On pouvait compter sur Lili… elle avait bien pensé à nous… un petit panier entier de sandwichs !… et pas « ersatz » comme à Berlin, des vrais au beurre ! plus des tartines de foie gras… la preuve qu'ils avaient ce qu'ils voulaient !… comment ?… je voyais pas encore… mais je me doutais… d'un condé l'autre… déjà le faux miel, les cigarettes, la marmite du Tanzhalle , et les boules chez l'épicière, on commençait à se défendre… en tapant dans l'armoire d'Harras, carrément, on manquerait de rien… le tout, dans les circonstances difficiles, même très, s'accrocher à des passionnés, donnant, donnant, qu'ils comptent sur vous… « pour soulever la Terre donnez-moi un levier ! » criait Archimède… apportez au fumeur privé, de quoi bourrer sa pipe, il vous livrera les Halles… le fumeur privé est capable de tout, vous trouve tout, vole tout…

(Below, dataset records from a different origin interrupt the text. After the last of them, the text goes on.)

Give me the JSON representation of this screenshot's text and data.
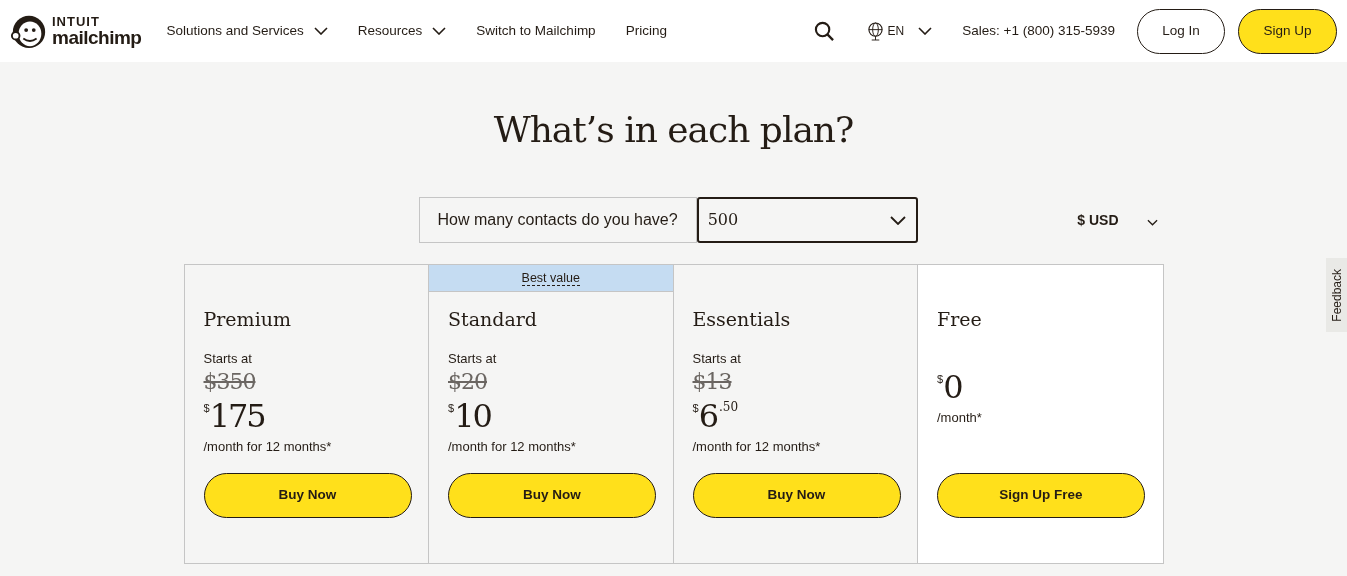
{
  "header": {
    "logo": {
      "top": "INTUIT",
      "bottom": "mailchimp"
    },
    "nav": [
      {
        "label": "Solutions and Services",
        "dropdown": true
      },
      {
        "label": "Resources",
        "dropdown": true
      },
      {
        "label": "Switch to Mailchimp",
        "dropdown": false
      },
      {
        "label": "Pricing",
        "dropdown": false
      }
    ],
    "language": "EN",
    "sales": "Sales: +1 (800) 315-5939",
    "login": "Log In",
    "signup": "Sign Up"
  },
  "title": "What’s in each plan?",
  "contacts": {
    "label": "How many contacts do you have?",
    "value": "500"
  },
  "currency": "$ USD",
  "plans": [
    {
      "kind": "paid",
      "name": "Premium",
      "starts_at": "Starts at",
      "old_price": "$350",
      "symbol": "$",
      "price": "175",
      "period": "/month for 12 months*",
      "button": "Buy Now"
    },
    {
      "kind": "paid",
      "name": "Standard",
      "badge": "Best value",
      "starts_at": "Starts at",
      "old_price": "$20",
      "symbol": "$",
      "price": "10",
      "period": "/month for 12 months*",
      "button": "Buy Now"
    },
    {
      "kind": "paid",
      "name": "Essentials",
      "starts_at": "Starts at",
      "old_price": "$13",
      "symbol": "$",
      "price": "6",
      "cents": ".50",
      "period": "/month for 12 months*",
      "button": "Buy Now"
    },
    {
      "kind": "free",
      "name": "Free",
      "symbol": "$",
      "price": "0",
      "period": "/month*",
      "button": "Sign Up Free"
    }
  ],
  "feedback": "Feedback"
}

Dans l'armoire d'Harras y avait au moins trois ans de tabac… dix ans de « Navy Cut » et « Craven »… six mois de « Lucky »… je nous voyais devenir tous, gras… ils pouvaient attendre les perfides, cul-de-jatte, Kracht, Isis, et autres !… c'était leur plan de nous fatiguer, qu'on en puisse plus… et la diplomatie alors ? vous trouvez un petit compromis, vous pouvez attendre… nous le stock d'Harras… les hommes se fatiguent de tout, même des plus agressifs cocktails… tandis que le perlo, pardon !… est presque plus demandé que la vie !… à l'exécution capitale, à choisir, rhum ?… tabac ?… la cigarette gagne… je voyais, par notre petit moyen, qu'on arriverait parfaitement à se passer de nos tickets… seulement sûr ils deviendraient infects du moment où ils verraient bien qu'on les enquiquine… on pouvait même assez prévoir qu'ils deviendraient sauvages… pour nous donc c'était pas trop tôt d'aviser le moyen de foutre le camp… avant qu'ils nous jouent je ne sais quoi ? certainement j'avais une idée… deux… trois… quatre… je suis pas malin mais je me doute… je suis pas optimiste… je pesais le pour… le contre… depuis des mois… sans mettre personne au courant… ni Lili… ni La Vigue… on verrait ! là dans l'instant même je me demandais ce qu'elles avaient pu se dire… d'abord dans notre réduit de tour, et puis là-haut chez l'héritière ? pas qu'interrogé les tables !… elles avaient goûté, et très bien, la preuve les feuilletés à la fraise, confit d'oie, sardines, pain blanc, tout ce que Lili avait prélevé pour nous… il y en avait, il paraît, dix fois autant !…
« Et la gitane ? »
C'est pas la table, c'est un guéridon !… qu'elle l'avait fait remuer, un pied, l'autre…
« Répondu quoi le guéridon ?
— Les mêmes choses ! »
Que nous deux La Vigue passions à travers les flammes et puis après, des flammes encore ! on était alors enfermés dans une très grande maison toute noire… toute noire avec plein de barreaux.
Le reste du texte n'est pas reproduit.